I am right in the middle of this now. Taking a 100k investment. One thing that is incredibly helpful is to use a LLC instead of an S-Corp. The flexibilty of dividing profits, responsibilites, etc., is enabling agreement. And you don't need a lawyer!!!!
You might find this an interesting read as well. It goes one step further and gives frmewrk that hellps to be more objective.
here is another interesting link
I've always treated co-founders with the respect and reward each deserves (per the the value they add to the company) but my style is such that I run the company as the founder with others coming on board with option grants, using a Stock Options Agreement that is in line the industry standard for high-tech/software startups, and not common stock, which is reserved to the founder/enabler/starter.
I agree with Dharmesh regarding the obvious foundational flaw in dividing equity on equal basis. I find that the only position to be in is not to "argue" for equity but to negotiate bringing people on board under fair terms.
There is a flipside to this topic. I recently (actually the same day this article was written) had to walk away after a year with a company that my business partner and I founded because we could not agree on equal equity. In the beginning we had divided the equity 75/25 because he already had a business plan and was talking to investors and needed me to quit my job and join him to build a prototype and put together an engineering plan. After a few months it was evident that the idea would not get funded. We decided to stick with it and gradually (over one year) came up with a new business plan, new product, new investors and new customers. This idea does look like it is fundable, but everything was the joint effort of both founders; however, the original founder is adamant about not giving up any more of his equity (based almost solely on the belief that as CEO he deserves almost all the equity). I went through analysis of what a fair equity division would be (even using the pie calculater mentioned by Rajan), talked to almost every founder/entrepreneur I met about this topic, and came to the conclusion that there was strong justification for this to be a 50/50 partnership.
Maybe there will be something to salvage here, but I am preparing my self to learn about the transition out of a partnership which could be complicated since he hopes to secure funding from investors that I made the introduction to. I have no idea where this will lead - there are several legal issues to address if we do dissolve.
I learned three important lessons, though. The first, choose your business partners very carefully. In some situations I may have considered forging ahead but I learned a lot about this person through this experience that raised other questions than just the equity. Trust is critical between founders. There should be trust that if contributions change significantly, then equity may be redistributed. I don't believe this should be done lightly; however, there need to be thresholds set where you will agree to reallocate if they are exceeded. We actually did set these, but they were not honored.

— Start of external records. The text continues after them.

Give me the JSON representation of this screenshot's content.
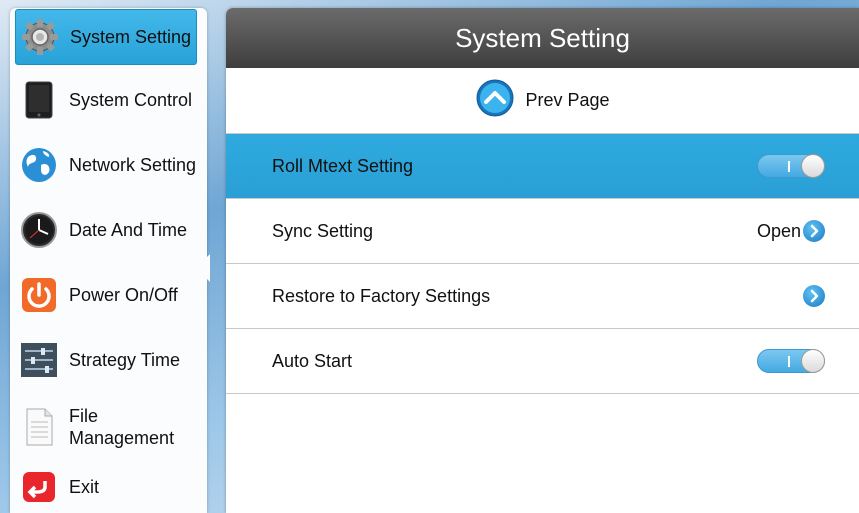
{
  "sidebar": {
    "items": [
      {
        "label": "System Setting",
        "icon": "gear-icon",
        "active": true
      },
      {
        "label": "System Control",
        "icon": "tablet-icon"
      },
      {
        "label": "Network Setting",
        "icon": "globe-icon"
      },
      {
        "label": "Date And Time",
        "icon": "clock-icon"
      },
      {
        "label": "Power On/Off",
        "icon": "power-icon"
      },
      {
        "label": "Strategy Time",
        "icon": "sliders-icon"
      },
      {
        "label": "File Management",
        "label_line1": "File",
        "label_line2": "Management",
        "icon": "document-icon"
      },
      {
        "label": "Exit",
        "icon": "exit-icon"
      }
    ]
  },
  "main": {
    "title": "System Setting",
    "prev_page_label": "Prev Page",
    "rows": [
      {
        "label": "Roll Mtext Setting",
        "control": "toggle",
        "active": true
      },
      {
        "label": "Sync Setting",
        "value": "Open",
        "control": "arrow"
      },
      {
        "label": "Restore to Factory Settings",
        "control": "arrow"
      },
      {
        "label": "Auto Start",
        "control": "toggle"
      }
    ]
  },
  "colors": {
    "accent": "#2aa6dc",
    "header": "#4a4a4a"
  }
}
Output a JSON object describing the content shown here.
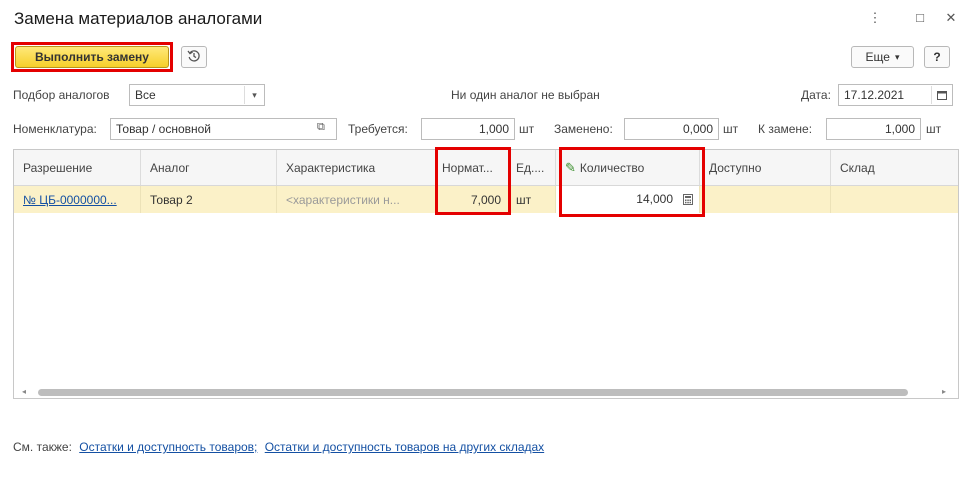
{
  "window": {
    "title": "Замена материалов аналогами",
    "menu_icon": "⋮",
    "maximize_icon": "□",
    "close_icon": "✕"
  },
  "toolbar": {
    "execute_label": "Выполнить замену",
    "history_icon": "history-icon",
    "more_label": "Еще",
    "more_arrow": "▾",
    "help_label": "?"
  },
  "filters": {
    "analog_selection_label": "Подбор аналогов",
    "analog_selection_value": "Все",
    "status_text": "Ни один аналог не выбран",
    "date_label": "Дата:",
    "date_value": "17.12.2021"
  },
  "summary": {
    "nomenclature_label": "Номенклатура:",
    "nomenclature_value": "Товар / основной",
    "required_label": "Требуется:",
    "required_value": "1,000",
    "required_unit": "шт",
    "replaced_label": "Заменено:",
    "replaced_value": "0,000",
    "replaced_unit": "шт",
    "to_replace_label": "К замене:",
    "to_replace_value": "1,000",
    "to_replace_unit": "шт"
  },
  "table": {
    "columns": [
      "Разрешение",
      "Аналог",
      "Характеристика",
      "Нормат...",
      "Ед....",
      "Количество",
      "Доступно",
      "Склад"
    ],
    "rows": [
      {
        "permission": "№ ЦБ-0000000...",
        "analog": "Товар 2",
        "characteristic": "<характеристики н...",
        "norm": "7,000",
        "unit": "шт",
        "quantity": "14,000",
        "available": "",
        "warehouse": ""
      }
    ]
  },
  "footer": {
    "see_also_label": "См. также:",
    "link1": "Остатки и доступность товаров;",
    "link2": "Остатки и доступность товаров на других складах"
  },
  "colors": {
    "highlight": "#e40000",
    "primary_button": "#f6cf2a",
    "selected_row": "#fbf1c8",
    "link": "#1450a3"
  }
}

Second, don't get emotionally attached. I believe in the idea we have created; however, I do not believe the opportunity cost of going forward in the current relationship versus exploring something new is worth it. It would definitely require 3-5 years (or longer) to reach an exit from this venture. There are enough ideas out there that I can take what I have learned in the past year and apply it to a different venture.
The last lesson is to consider everything a learning experience. Even though this did not work out, I do not regret the last year. Everything I learned will be helpful towards my next venture and I certainly had more fun in the past 15 months than in any "job" I have ever had.
My first experience was the opposite of Dharmesh's post, but over time I have come to realize that it was a fluke.
A high school buddy and I formed a software company with 50/50 split, we spent seven years building it, even raised some VC money (they didn't like the 50/50 split at all). In the whole time, we never had an argument or major disagreement. We sold out to a public company 11 years ago, and we still meet for lunch once or twice a month.
Since then I've been involved with numerous startups and have seen the above-mentioned problems with 50/50 or 33/33/33.
Despite my one very good experience with 50/50, I would definitely agree with this post.
why determine all % from beginning?
it's near impossible to guess what will happen which is why I created this google spreadsheet (still somehwat rough)
just save a copy to play with it
it's pretty straightforward and requires there be one "decider" who is kept in check by a rule that he not be payed more than a predetermined rate.
It ensures fairness no matter what happens to the company - investment, purchase, hiring, firing, quitting etc.
It could be made much more sophisticated, it's just a start.
I named it "friend keeper" for obvious reasons.
Control over the company goes hand in hand with this too. If someone has more equity (more risk) wrapped up in an endeavor, they are naturally going to demand more control over decisions. And deservedly so.
i was stupid enough to trust my partners to be fair and not negociate a management contract in a 50/50%company. they put an initial investment of 30,000euros..and out of that after 4 years made 4 shops, invoiced 500,000euros,.recuperated losses , made profit...never got a salary.any money at all!!!!..and now they claim they had as much input as myself in the company and that my claims for a misery salary of 1200,euros are unfounded.legally they are in the right .NEVER AGAIN anyone want to buy???
This could be a series of articles on common issues faced by founders of startups. Honestly, many of my ideas for projects/ventures have languished mainly because I did not have a good grasp of what would be the "right" amount of equity to offer people when I could not afford to simply pay for their services. Would love to see this topic expanded.